Hello Stranger from Issue #70
So it wasn’t enough that we went and put a chart-topping (well, #2 on the pop charts, anyhow) indie-rock band on our cover a couple issues ago. We had to go follow it up by putting a chart-topping mainstream-country artist on the cover of our last issue. And now — well, she’s not on the cover, but are we really giving six pages of feature space to a chart-topping teen-pop singer?
Yeah, we are. But, uh, well…Mandy Moore’s new record is actually quite good, honest. It’s also quite possible, as it happens, that this record won’t get anywhere near the top of the charts; that doesn’t seem to be any sort of goal for Moore nowadays.
Even so, as my co-editor pointed out in this space the previous two issues, we have no interest in automatically eliminating from our purview any act that has reached a certain level of record sales or public notoriety.
The difference between ND and most mainstream music publications is, of course, that while we both might cover the Shins or Miranda Lambert or Mandy Moore, the mass-media magazines are unlikely to give significant space to, say, a sideman such as Fats Kaplin (p. 8), or a roots-music event such as Merlefest (p. 16), or a family bluegrass act such as Cherryholmes (p. 42).
And they darned sure aren’t gonna put a 79-year-old performer of traditional country music on their cover.
Indeed, one of the hallmarks of our twelve-year history has been a commitment to covering artists who are generally perceived by our culture to be “not young enough for prime time,” as it were. Over the years our cover subjects have included Ralph Stanley (when he was 71), Merle Haggard (at 63). Billy Joe Shaver (at 61), Isaac Freeman (at 73), Johnny Cash (at 70), Loretta Lynn (at 70), Willie Nelson (at 71), and Kris Kristofferson (at 69).
We’ve also had plenty of much younger artists on our cover, of course. The point being that age need not be a deciding factor in our coverage choices — just as mainstream recognizability (or lack thereof) need not be. (And it’s worth noting that many of the older artists who have been on our cover also happen to be universally recognizable celebrities.)
So just humor us, if you will, by accepting the notion of a music magazine that can cover Porter Wagoner and Mandy Moore under the same umbrella.
Age vs. youth, by the way, has been a rising tug-of-war in recent years at Merlefest, as our correspondent Jerry Withrow notes in his review of the festival this issue.

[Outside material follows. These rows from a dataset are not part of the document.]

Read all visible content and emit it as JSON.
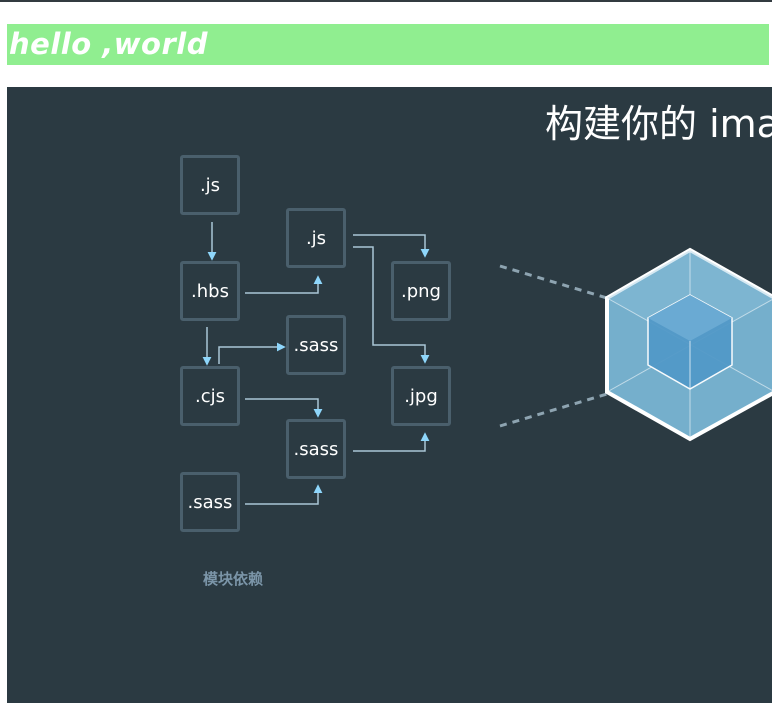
{
  "banner": {
    "text": "hello ,world"
  },
  "hero": {
    "headline": "构建你的 ima",
    "modules": [
      ".js",
      ".js",
      ".hbs",
      ".png",
      ".sass",
      ".cjs",
      ".jpg",
      ".sass",
      ".sass"
    ],
    "caption": "模块依赖"
  },
  "colors": {
    "banner_bg": "#90ee90",
    "stage_bg": "#2b3a42",
    "box_border": "#4a5f6c",
    "arrow": "#8ed6fb",
    "cube_outer": "#75afcc",
    "cube_inner": "#5299c8"
  }
}
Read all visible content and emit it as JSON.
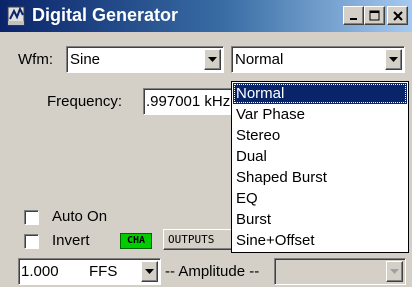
{
  "window": {
    "title": "Digital Generator",
    "controls": [
      "minimize-icon",
      "maximize-icon",
      "close-icon"
    ]
  },
  "waveform": {
    "label": "Wfm:",
    "value": "Sine",
    "mode_value": "Normal",
    "mode_options": [
      "Normal",
      "Var Phase",
      "Stereo",
      "Dual",
      "Shaped Burst",
      "EQ",
      "Burst",
      "Sine+Offset"
    ],
    "selected_index": 0
  },
  "frequency": {
    "label": "Frequency:",
    "value": ".997001 kHz"
  },
  "options": {
    "auto_on": "Auto On",
    "invert": "Invert"
  },
  "channel_badge": "CHA",
  "outputs_button": "OUTPUTS",
  "amplitude": {
    "value": "1.000",
    "unit": "FFS",
    "label": "-- Amplitude --"
  },
  "colors": {
    "titlebar_start": "#0a246a",
    "titlebar_end": "#a6caf0",
    "selection": "#0a246a",
    "channel_badge": "#00cc00",
    "face": "#d4d0c8"
  }
}
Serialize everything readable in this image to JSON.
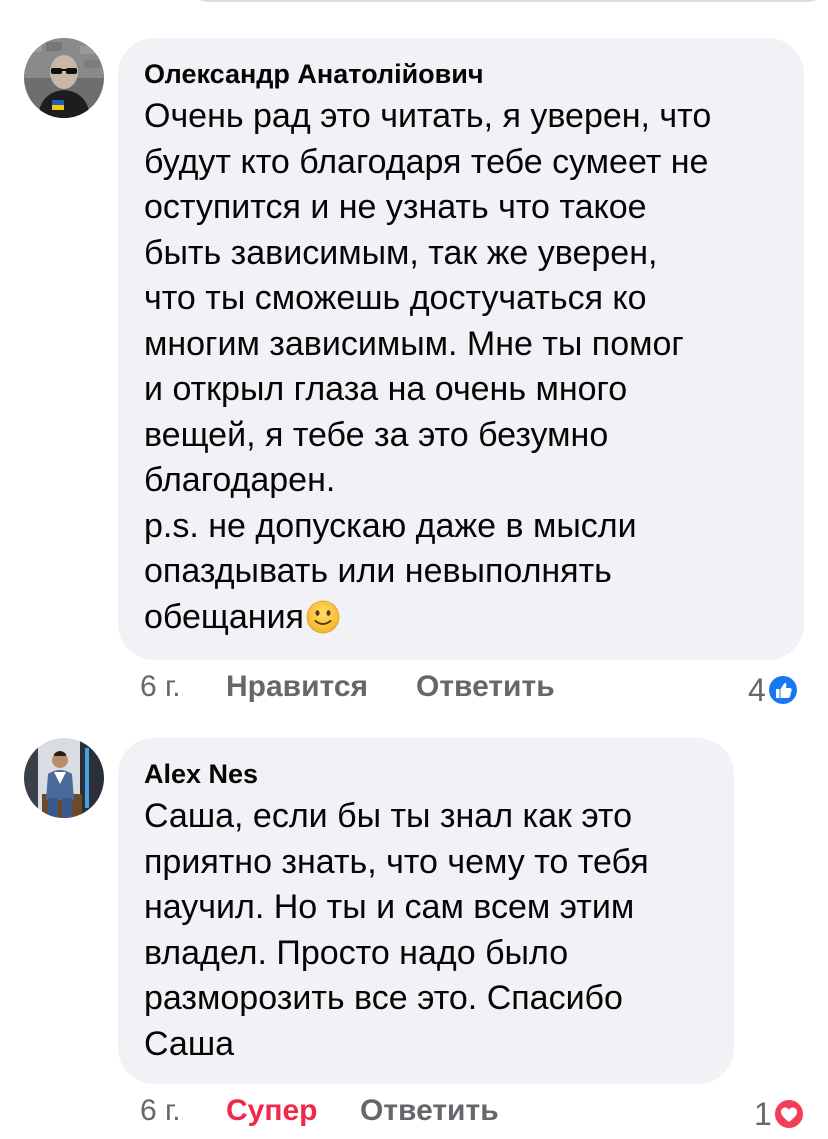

I’d reviewed Merlefest for us the past several years but gladly handed over that duty to Jerry this year, in part to spend more time working at our booth, and in part for the value in getting another writer’s perspective.
Jerry definitely had an eye for some things I might well have missed — but the increasing degree to which the Merlefest old guard is ceding ground to the next wave seems pretty clear to everyone who has attended the event regularly this decade. And that’s a good thing, by the way, largely because the new kids seem to have learned a great deal from their forbears.
A Saturday morning “New Generations Jam” on the festival’s Watson Stage felt rather like a passing-of-the-torch in many respects. Members of the Duhks, Uncle Earl, Crooked Still and others ambled on and off the stage from song to song for a loosely structured but infectiously entertaining hour-and-a-half set, all of them reveling in the opportunity to, well, just go have fun together onstage.
And, youthful upstart or elder statesman, underground antihero or multiplatinum superstar…at the end of the day, that’s really what it’s all about.
A brief housekeeping item to wrap things up:
You may have noticed in recent months that we’re now keeping (and regularly updating) a fairly extensive list of upcoming releases on our website (www.nodepression.net). We’re also preparing to launch an additional page that will feature various bits and pieces of news that we deem worthy of quick attention.
Some of these items may be press-release copy passed along verbatim as opposed to the original reporting and deliberative writing and reviewing you’ll find in our print pages; the goal is simply to relay priority information as quickly and directly as possible.
It’s also possible to sample some songs from the artists we cover in the magazine on the website’s “Hear The Music” page. And there’s also my co-editor’s blog (“Grant’s Rants”) and mine (“Peter’s Postscripts”) which we update regularly with our ramblings on everything from music to politics to sports to llamas to fruit orchards. All of our favorite things, and then some.